Alegações de que atletas de salto de esqui estariam injetando ácido hialurônico no pênis para melhorar o desempenho geraram discussões em torno das próximas Olimpíadas de Inverno de Milão-Cortina 2026. A Agência Mundial Antidoping (Wada) indicou que poderá investigar a situação, mas somente se surgirem evidências concretas de doping, uma vez que o ácido hialurônico não é uma substância proibida no esporte.
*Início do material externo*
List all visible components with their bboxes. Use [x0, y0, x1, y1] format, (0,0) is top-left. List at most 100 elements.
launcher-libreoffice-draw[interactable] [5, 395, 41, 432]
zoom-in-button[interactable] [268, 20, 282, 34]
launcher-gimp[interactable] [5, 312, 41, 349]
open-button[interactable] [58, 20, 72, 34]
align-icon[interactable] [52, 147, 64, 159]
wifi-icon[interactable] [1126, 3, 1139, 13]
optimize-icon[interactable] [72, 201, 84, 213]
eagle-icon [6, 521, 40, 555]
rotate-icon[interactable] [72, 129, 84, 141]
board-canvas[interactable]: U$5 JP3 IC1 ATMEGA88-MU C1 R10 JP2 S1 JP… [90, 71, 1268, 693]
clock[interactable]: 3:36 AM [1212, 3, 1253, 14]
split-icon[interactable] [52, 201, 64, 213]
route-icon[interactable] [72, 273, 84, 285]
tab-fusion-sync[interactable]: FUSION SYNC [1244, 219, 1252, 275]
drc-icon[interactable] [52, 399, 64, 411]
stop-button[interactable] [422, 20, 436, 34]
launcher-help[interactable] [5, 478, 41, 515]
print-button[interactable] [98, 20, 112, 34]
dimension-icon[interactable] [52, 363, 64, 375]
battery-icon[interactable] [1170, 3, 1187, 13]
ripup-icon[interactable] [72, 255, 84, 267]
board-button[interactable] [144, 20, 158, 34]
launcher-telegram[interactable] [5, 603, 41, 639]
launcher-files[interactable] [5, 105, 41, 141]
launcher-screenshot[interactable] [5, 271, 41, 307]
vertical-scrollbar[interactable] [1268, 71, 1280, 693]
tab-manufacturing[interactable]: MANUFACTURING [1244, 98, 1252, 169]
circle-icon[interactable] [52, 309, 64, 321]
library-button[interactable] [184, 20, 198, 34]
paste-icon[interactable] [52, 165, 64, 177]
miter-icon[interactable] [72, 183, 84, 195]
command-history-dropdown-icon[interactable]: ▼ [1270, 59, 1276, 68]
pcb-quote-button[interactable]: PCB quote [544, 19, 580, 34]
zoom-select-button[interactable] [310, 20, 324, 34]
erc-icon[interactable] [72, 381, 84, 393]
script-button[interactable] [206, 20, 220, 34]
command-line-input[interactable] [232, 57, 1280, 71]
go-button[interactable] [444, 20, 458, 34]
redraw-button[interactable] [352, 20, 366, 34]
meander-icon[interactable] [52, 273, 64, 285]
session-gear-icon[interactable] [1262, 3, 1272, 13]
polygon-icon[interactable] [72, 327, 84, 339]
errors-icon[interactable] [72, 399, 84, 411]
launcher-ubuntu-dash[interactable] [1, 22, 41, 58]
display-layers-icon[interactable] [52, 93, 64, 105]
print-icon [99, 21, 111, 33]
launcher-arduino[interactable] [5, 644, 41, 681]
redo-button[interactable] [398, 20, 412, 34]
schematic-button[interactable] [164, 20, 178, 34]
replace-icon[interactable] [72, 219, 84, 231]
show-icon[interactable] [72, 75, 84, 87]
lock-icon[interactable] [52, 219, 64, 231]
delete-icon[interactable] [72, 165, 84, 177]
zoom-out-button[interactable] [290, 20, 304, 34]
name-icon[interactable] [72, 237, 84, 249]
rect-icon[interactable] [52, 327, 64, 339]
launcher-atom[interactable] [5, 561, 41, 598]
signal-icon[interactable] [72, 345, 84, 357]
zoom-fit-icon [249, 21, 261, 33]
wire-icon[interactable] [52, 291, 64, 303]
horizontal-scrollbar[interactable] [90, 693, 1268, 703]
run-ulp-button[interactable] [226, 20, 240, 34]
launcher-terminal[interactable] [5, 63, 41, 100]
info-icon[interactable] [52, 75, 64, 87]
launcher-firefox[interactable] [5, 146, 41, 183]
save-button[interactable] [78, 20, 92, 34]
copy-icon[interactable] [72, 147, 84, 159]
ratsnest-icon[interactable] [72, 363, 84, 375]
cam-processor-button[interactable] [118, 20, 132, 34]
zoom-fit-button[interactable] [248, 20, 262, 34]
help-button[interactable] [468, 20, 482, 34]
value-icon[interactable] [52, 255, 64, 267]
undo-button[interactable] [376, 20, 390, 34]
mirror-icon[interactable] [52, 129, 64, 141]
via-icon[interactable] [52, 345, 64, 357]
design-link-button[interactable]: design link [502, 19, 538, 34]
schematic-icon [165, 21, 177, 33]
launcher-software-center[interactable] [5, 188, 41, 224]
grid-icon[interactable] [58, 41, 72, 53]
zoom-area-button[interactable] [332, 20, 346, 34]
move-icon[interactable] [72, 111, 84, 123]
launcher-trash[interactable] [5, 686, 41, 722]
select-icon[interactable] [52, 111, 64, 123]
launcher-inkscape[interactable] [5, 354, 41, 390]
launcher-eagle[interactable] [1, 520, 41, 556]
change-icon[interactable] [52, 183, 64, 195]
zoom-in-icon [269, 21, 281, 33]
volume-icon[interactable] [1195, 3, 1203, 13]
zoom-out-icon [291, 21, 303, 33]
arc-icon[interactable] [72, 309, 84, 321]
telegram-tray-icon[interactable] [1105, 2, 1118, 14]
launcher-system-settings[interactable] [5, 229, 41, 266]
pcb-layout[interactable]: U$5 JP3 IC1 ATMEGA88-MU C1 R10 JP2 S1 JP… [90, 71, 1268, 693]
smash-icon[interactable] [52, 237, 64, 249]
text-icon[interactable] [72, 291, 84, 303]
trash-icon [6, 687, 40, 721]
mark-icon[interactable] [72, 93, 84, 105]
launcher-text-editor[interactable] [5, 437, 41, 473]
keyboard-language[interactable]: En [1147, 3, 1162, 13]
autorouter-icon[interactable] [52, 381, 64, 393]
Segundo o jornal alemão Bild, a suposta prática visaria aumentar a circunferência do pênis, o que, por sua vez, ampliaria a área de superfície dos trajes dos atletas, potencialmente melhorando o voo.
A Federação Internacional de Esqui (FIS), no entanto, negou ter qualquer evidência de que competidores tenham utilizado injeções de ácido hialurônico para obter vantagem. Especialistas da área médica também emitiram alertas sobre os perigos de aplicações inadequadas da substância no pênis, que podem resultar em complicações graves como necrose ou embolia. As Olimpíadas de Inverno de Milão-Cortina 2026, que contarão com a maior delegação brasileira da história, começam oficialmente nesta sexta-feira.